On June 5, 2017, Delek Group Ltd. (Delek), through its wholly owned subsidiary, DKL Investments Limited (the Offeror) completed its acquisition of Ithaca Energy Inc. (Ithaca). The transaction was structured as a supported takeover bid pursuant to the terms of a Support Agreement between Delek and Ithaca dated February 6, 2017. The offer was made by the Offeror on March 14, 2016, at an offer price of $1.95 for each Ithaca common share, other than those owned by the Offeror or any of its affiliates which, immediately prior to the offer, represented approximately 19.7 per cent of Ithaca’s issued and outstanding common shares.

On April 20, 2017, the Offeror acquired approximately 70.3 per cent of the Ithaca common shares subject to the bid. As required by securities laws, the Offeror extended its offer until May 3, 2017, and acquired a further 22.5 per cent of the Ithaca common shares during the extension. The Offeror completed a compulsory acquisition of the remaining common shares following the end of the extension.

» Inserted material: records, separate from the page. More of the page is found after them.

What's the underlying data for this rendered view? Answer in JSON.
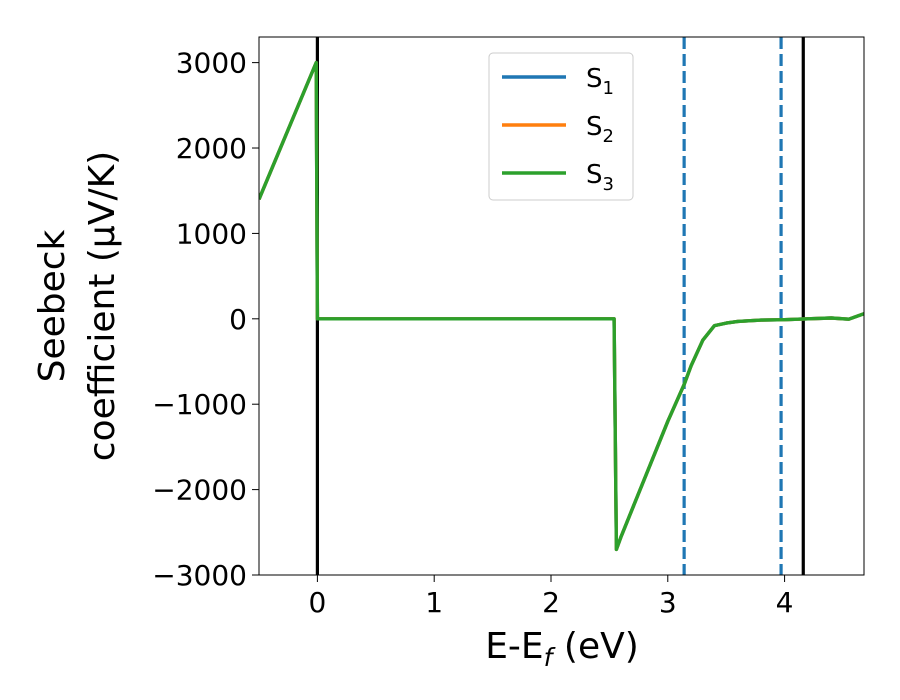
{
  "chart_data": {
    "type": "line",
    "title": "",
    "xlabel": {
      "main": "E-E",
      "sub": "f",
      "suffix": " (eV)"
    },
    "ylabel": {
      "line1": "Seebeck",
      "line2": "coefficient  (μV/K)"
    },
    "xlim": [
      -0.5,
      4.68
    ],
    "ylim": [
      -3000,
      3300
    ],
    "xticks": [
      0,
      1,
      2,
      3,
      4
    ],
    "xtick_labels": [
      "0",
      "1",
      "2",
      "3",
      "4"
    ],
    "yticks": [
      -3000,
      -2000,
      -1000,
      0,
      1000,
      2000,
      3000
    ],
    "ytick_labels": [
      "−3000",
      "−2000",
      "−1000",
      "0",
      "1000",
      "2000",
      "3000"
    ],
    "grid": false,
    "legend_position": "top-center",
    "vlines": [
      {
        "x": 0.0,
        "style": "solid",
        "color": "#000000"
      },
      {
        "x": 3.14,
        "style": "dashed",
        "color": "#1f77b4"
      },
      {
        "x": 3.97,
        "style": "dashed",
        "color": "#1f77b4"
      },
      {
        "x": 4.16,
        "style": "solid",
        "color": "#000000"
      }
    ],
    "series": [
      {
        "name": {
          "base": "S",
          "sub": "1"
        },
        "color": "#1f77b4",
        "x": [
          -0.5,
          -0.01,
          0.0,
          2.54,
          2.56,
          2.6,
          3.0,
          3.14,
          3.2,
          3.3,
          3.4,
          3.5,
          3.6,
          3.8,
          4.0,
          4.2,
          4.4,
          4.55,
          4.68
        ],
        "y": [
          1400,
          3000,
          0,
          0,
          -2700,
          -2550,
          -1200,
          -770,
          -550,
          -250,
          -80,
          -50,
          -30,
          -15,
          -10,
          0,
          10,
          -5,
          60
        ]
      },
      {
        "name": {
          "base": "S",
          "sub": "2"
        },
        "color": "#ff7f0e",
        "x": [
          -0.5,
          -0.01,
          0.0,
          2.54,
          2.56,
          2.6,
          3.0,
          3.14,
          3.2,
          3.3,
          3.4,
          3.5,
          3.6,
          3.8,
          4.0,
          4.2,
          4.4,
          4.55,
          4.68
        ],
        "y": [
          1400,
          3000,
          0,
          0,
          -2700,
          -2550,
          -1200,
          -770,
          -550,
          -250,
          -80,
          -50,
          -30,
          -15,
          -10,
          0,
          10,
          -5,
          60
        ]
      },
      {
        "name": {
          "base": "S",
          "sub": "3"
        },
        "color": "#2ca02c",
        "x": [
          -0.5,
          -0.01,
          0.0,
          2.54,
          2.56,
          2.6,
          3.0,
          3.14,
          3.2,
          3.3,
          3.4,
          3.5,
          3.6,
          3.8,
          4.0,
          4.2,
          4.4,
          4.55,
          4.68
        ],
        "y": [
          1400,
          3000,
          0,
          0,
          -2700,
          -2550,
          -1200,
          -770,
          -550,
          -250,
          -80,
          -50,
          -30,
          -15,
          -10,
          0,
          10,
          -5,
          60
        ]
      }
    ]
  }
}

The offer price infers an enterprise value of approximately $1.6 billion and a total equity value of approximately $830 million for Ithaca.

As a result of the transaction, Delek, which is Israel’s leading integrated energy company, now owns all of the issued and outstanding common shares in the capital of Ithaca.

Delek and the Offeror were represented by Leora Pratt Levin, Delek’s Vice-President and General Counsel, and Blake, Cassels & Graydon LLP, as Canadian counsel, with a team that included Markus Viirland, Gordon McKenna, Jacob Gofman and David Bristow (M&A and securities), Paul Stepak and Peter Lee (tax) and David Rosner and Chris Dickinson (competition). George Karafotias, Michael Scargill and Andy Zwecker (M&A and securities) and Simon Letherman (tax) of Shearman & Sterling LLP provided US and UK advice to Delek and the Offeror on the transaction.

Ithaca was represented by Vicky Corley, Ithaca’s Senior Legal Counsel, and Pinsent Masons LLP, as lead counsel, with a team that included Rosalie Chadwick, Brian Thumath and Nicholas McManus (M&A and securities) and Christine Yuill (tax). Jay Zammit, Douglas McCartney and Jason Mullins (M&A and securities) of Burstall Winger Zammit LLP acted as Canadian counsel to Ithaca.